One-hot encoding changes categories into numbers that computers can understand easily. It helps models learn from data with labels like colors or types.

When you have a list of fruits like apple, banana, and orange and want to use them in a model.
When your data has categories like car brands and you need to turn them into numbers.
When preparing survey answers like 'yes', 'no', or 'maybe' for machine learning.
When you want to avoid giving wrong importance to categories by using plain numbers.
When feeding categorical data into models that only understand numbers, like neural networks.
Syntax
ML Python
from sklearn.preprocessing import OneHotEncoder

encoder = OneHotEncoder(sparse_output=False)
encoded_data = encoder.fit_transform(data)

fit_transform learns the categories and converts data in one step.
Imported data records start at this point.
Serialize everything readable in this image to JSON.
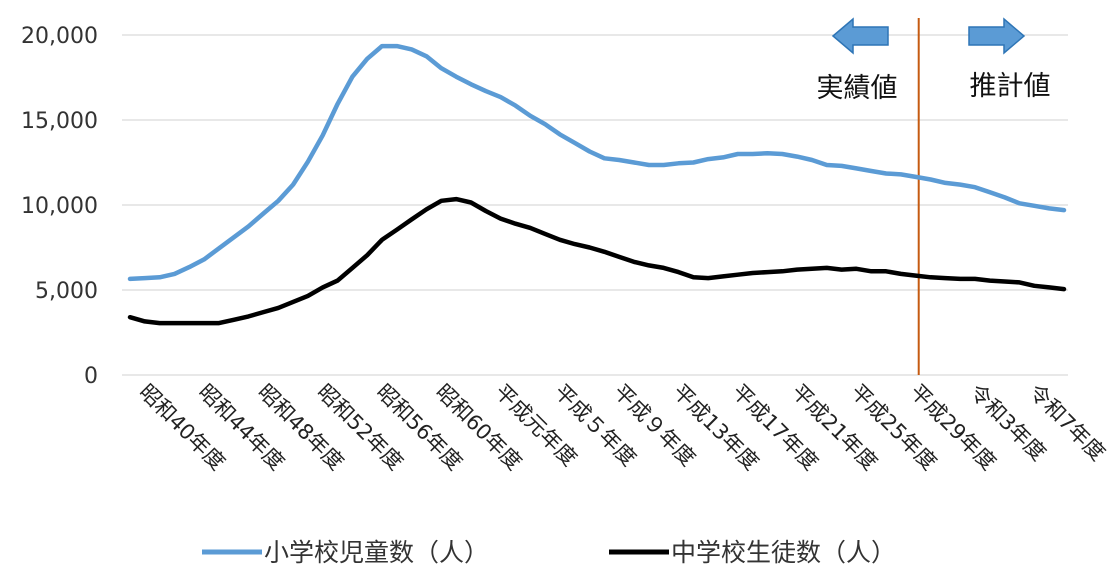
{
  "chart_data": {
    "type": "line",
    "title": "",
    "xlabel": "",
    "ylabel": "",
    "ylim": [
      0,
      20000
    ],
    "yticks": [
      0,
      5000,
      10000,
      15000,
      20000
    ],
    "ytick_labels": [
      "0",
      "5,000",
      "10,000",
      "15,000",
      "20,000"
    ],
    "grid": "horizontal",
    "legend": "bottom",
    "x_labels": [
      {
        "index": 0,
        "label": "昭和40年度"
      },
      {
        "index": 4,
        "label": "昭和44年度"
      },
      {
        "index": 8,
        "label": "昭和48年度"
      },
      {
        "index": 12,
        "label": "昭和52年度"
      },
      {
        "index": 16,
        "label": "昭和56年度"
      },
      {
        "index": 20,
        "label": "昭和60年度"
      },
      {
        "index": 24,
        "label": "平成元年度"
      },
      {
        "index": 28,
        "label": "平成５年度"
      },
      {
        "index": 32,
        "label": "平成９年度"
      },
      {
        "index": 36,
        "label": "平成13年度"
      },
      {
        "index": 40,
        "label": "平成17年度"
      },
      {
        "index": 44,
        "label": "平成21年度"
      },
      {
        "index": 48,
        "label": "平成25年度"
      },
      {
        "index": 52,
        "label": "平成29年度"
      },
      {
        "index": 56,
        "label": "令和3年度"
      },
      {
        "index": 60,
        "label": "令和7年度"
      }
    ],
    "series": [
      {
        "name": "小学校児童数（人）",
        "color": "#5b9bd5",
        "values": [
          5650,
          5700,
          5750,
          5950,
          6350,
          6800,
          7450,
          8100,
          8750,
          9500,
          10250,
          11200,
          12550,
          14100,
          15950,
          17550,
          18600,
          19350,
          19350,
          19150,
          18750,
          18050,
          17550,
          17100,
          16700,
          16350,
          15850,
          15250,
          14750,
          14150,
          13650,
          13150,
          12750,
          12650,
          12500,
          12350,
          12350,
          12450,
          12500,
          12700,
          12800,
          13000,
          13000,
          13050,
          13000,
          12850,
          12650,
          12350,
          12300,
          12150,
          12000,
          11850,
          11800,
          11650,
          11500,
          11300,
          11200,
          11050,
          10750,
          10450,
          10100,
          9950,
          9800,
          9700
        ]
      },
      {
        "name": "中学校生徒数（人）",
        "color": "#000000",
        "values": [
          3400,
          3150,
          3050,
          3050,
          3050,
          3050,
          3050,
          3250,
          3450,
          3700,
          3950,
          4300,
          4650,
          5150,
          5550,
          6300,
          7050,
          7950,
          8550,
          9150,
          9750,
          10250,
          10350,
          10150,
          9650,
          9200,
          8900,
          8650,
          8300,
          7950,
          7700,
          7500,
          7250,
          6950,
          6650,
          6450,
          6300,
          6050,
          5750,
          5700,
          5800,
          5900,
          6000,
          6050,
          6100,
          6200,
          6250,
          6300,
          6200,
          6250,
          6100,
          6100,
          5950,
          5850,
          5750,
          5700,
          5650,
          5650,
          5550,
          5500,
          5450,
          5250,
          5150,
          5050
        ]
      }
    ],
    "split_index": 53.2,
    "annotations": {
      "actual_label": "実績値",
      "forecast_label": "推計値"
    },
    "colors": {
      "split_line": "#c55a11",
      "arrow_fill": "#5b9bd5",
      "arrow_stroke": "#2e75b6",
      "grid": "#d9d9d9"
    }
  }
}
Setting sparse_output=False returns a normal array instead of a sparse matrix.

Examples
This example converts three colors into one-hot encoded numbers.
ML Python
from sklearn.preprocessing import OneHotEncoder

encoder = OneHotEncoder(sparse_output=False)
data = [['red'], ['green'], ['blue']]
encoded = encoder.fit_transform(data)
print(encoded)
This example drops the first category to avoid extra columns.
ML Python
from sklearn.preprocessing import OneHotEncoder

encoder = OneHotEncoder(sparse_output=False, drop='first')
data = [['cat'], ['dog'], ['cat']]
encoded = encoder.fit_transform(data)
print(encoded)
Sample Model

This program shows how one-hot encoding changes fruit names into numbers. It prints the original list, the encoded array, and the categories found.

ML Python
from sklearn.preprocessing import OneHotEncoder

# Sample data with three categories
data = [['apple'], ['banana'], ['apple'], ['orange']]

# Create encoder
encoder = OneHotEncoder(sparse_output=False)

# Fit and transform data
encoded_data = encoder.fit_transform(data)

# Show original and encoded data
print('Original data:', data)
print('Encoded data:')
print(encoded_data)

# Show categories learned
print('Categories:', encoder.categories_)
OutputSuccess
Important Notes

One-hot encoding creates a new column for each category with 1 or 0 to show presence.

It works best for categories without order, like colors or names.

Too many categories can make data very large, so use carefully.

Summary

One-hot encoding turns categories into easy-to-use numbers for models.

It creates a separate column for each category with 1 or 0 values.

Use it when your data has labels that are not numbers.